🤖 AI Summary
Existing community deception methods inadequately evaluate plausibility and attack imperceptibility, compromising privacy protection in graph data.
Method: This paper proposes a privacy-preserving multi-objective community deception framework featuring: (1) a novel deception metric jointly optimizing modularity reduction and structural perturbation minimization; (2) a candidate node selection mechanism integrating degree and community preference; and (3) a multi-objective optimization algorithm that jointly constrains attack budget, degree deviation, and community deviation.
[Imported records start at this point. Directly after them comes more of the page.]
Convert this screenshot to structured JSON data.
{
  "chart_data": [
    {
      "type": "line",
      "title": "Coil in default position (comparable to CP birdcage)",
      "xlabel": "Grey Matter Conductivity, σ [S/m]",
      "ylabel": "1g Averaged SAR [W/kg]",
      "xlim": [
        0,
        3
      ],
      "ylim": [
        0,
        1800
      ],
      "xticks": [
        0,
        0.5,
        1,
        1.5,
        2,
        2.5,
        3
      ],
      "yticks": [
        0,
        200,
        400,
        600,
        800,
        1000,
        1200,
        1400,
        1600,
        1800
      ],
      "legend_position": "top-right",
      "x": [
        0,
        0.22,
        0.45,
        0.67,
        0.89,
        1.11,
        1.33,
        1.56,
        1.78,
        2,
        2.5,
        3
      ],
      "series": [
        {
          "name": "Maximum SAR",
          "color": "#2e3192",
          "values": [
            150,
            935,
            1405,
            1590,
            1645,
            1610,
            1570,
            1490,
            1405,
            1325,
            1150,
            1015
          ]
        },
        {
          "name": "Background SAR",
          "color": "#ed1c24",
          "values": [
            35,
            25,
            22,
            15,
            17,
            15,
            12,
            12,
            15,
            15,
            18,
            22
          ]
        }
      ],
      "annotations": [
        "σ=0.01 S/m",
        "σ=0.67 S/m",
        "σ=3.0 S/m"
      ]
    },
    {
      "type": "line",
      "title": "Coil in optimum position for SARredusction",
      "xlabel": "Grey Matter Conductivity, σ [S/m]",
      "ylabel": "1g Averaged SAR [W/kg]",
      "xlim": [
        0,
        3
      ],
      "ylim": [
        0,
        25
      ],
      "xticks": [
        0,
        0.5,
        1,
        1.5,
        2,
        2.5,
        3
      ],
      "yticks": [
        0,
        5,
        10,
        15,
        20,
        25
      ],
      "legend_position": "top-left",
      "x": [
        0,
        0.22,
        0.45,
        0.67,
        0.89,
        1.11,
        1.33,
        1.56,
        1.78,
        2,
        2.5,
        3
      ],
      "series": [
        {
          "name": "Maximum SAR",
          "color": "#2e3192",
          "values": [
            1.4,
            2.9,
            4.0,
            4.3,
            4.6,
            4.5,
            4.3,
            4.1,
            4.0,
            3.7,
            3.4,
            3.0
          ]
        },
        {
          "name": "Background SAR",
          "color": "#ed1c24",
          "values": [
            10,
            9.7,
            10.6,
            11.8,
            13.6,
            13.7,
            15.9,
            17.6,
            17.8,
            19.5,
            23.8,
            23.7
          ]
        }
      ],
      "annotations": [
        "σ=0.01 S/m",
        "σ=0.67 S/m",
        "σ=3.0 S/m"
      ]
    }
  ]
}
Results: Experiments on three benchmark datasets demonstrate that the proposed method significantly degrades community detection accuracy while maintaining extremely low structural detectability. It outperforms state-of-the-art approaches in overall performance, substantially enhancing the concealment of individual privacy in graph-structured data.
📝 Abstract
Community detection in graphs is crucial for understanding the organization of nodes into densely connected clusters. While numerous strategies have been developed to identify these clusters, the success of community detection can lead to privacy and information security concerns, as individuals may not want their personal information exposed. To address this, community deception methods have been proposed to reduce the effectiveness of detection algorithms. Nevertheless, several limitations, such as the rationality of evaluation metrics and the unnoticeability of attacks, have been ignored in current deception methods. Therefore, in this work, we first investigate the limitations of the widely used deception metric, i.e., the decrease of modularity, through empirical studies. Then, we propose a new deception metric, and combine this new metric together with the attack budget to model the unnoticeable community deception task as a multi-objective optimization problem. To further improve the deception performance, we propose two variant methods by incorporating the degree-biased and community-biased candidate node selection mechanisms. Extensive experiments on three benchmark datasets demonstrate the superiority of the proposed community deception strategies.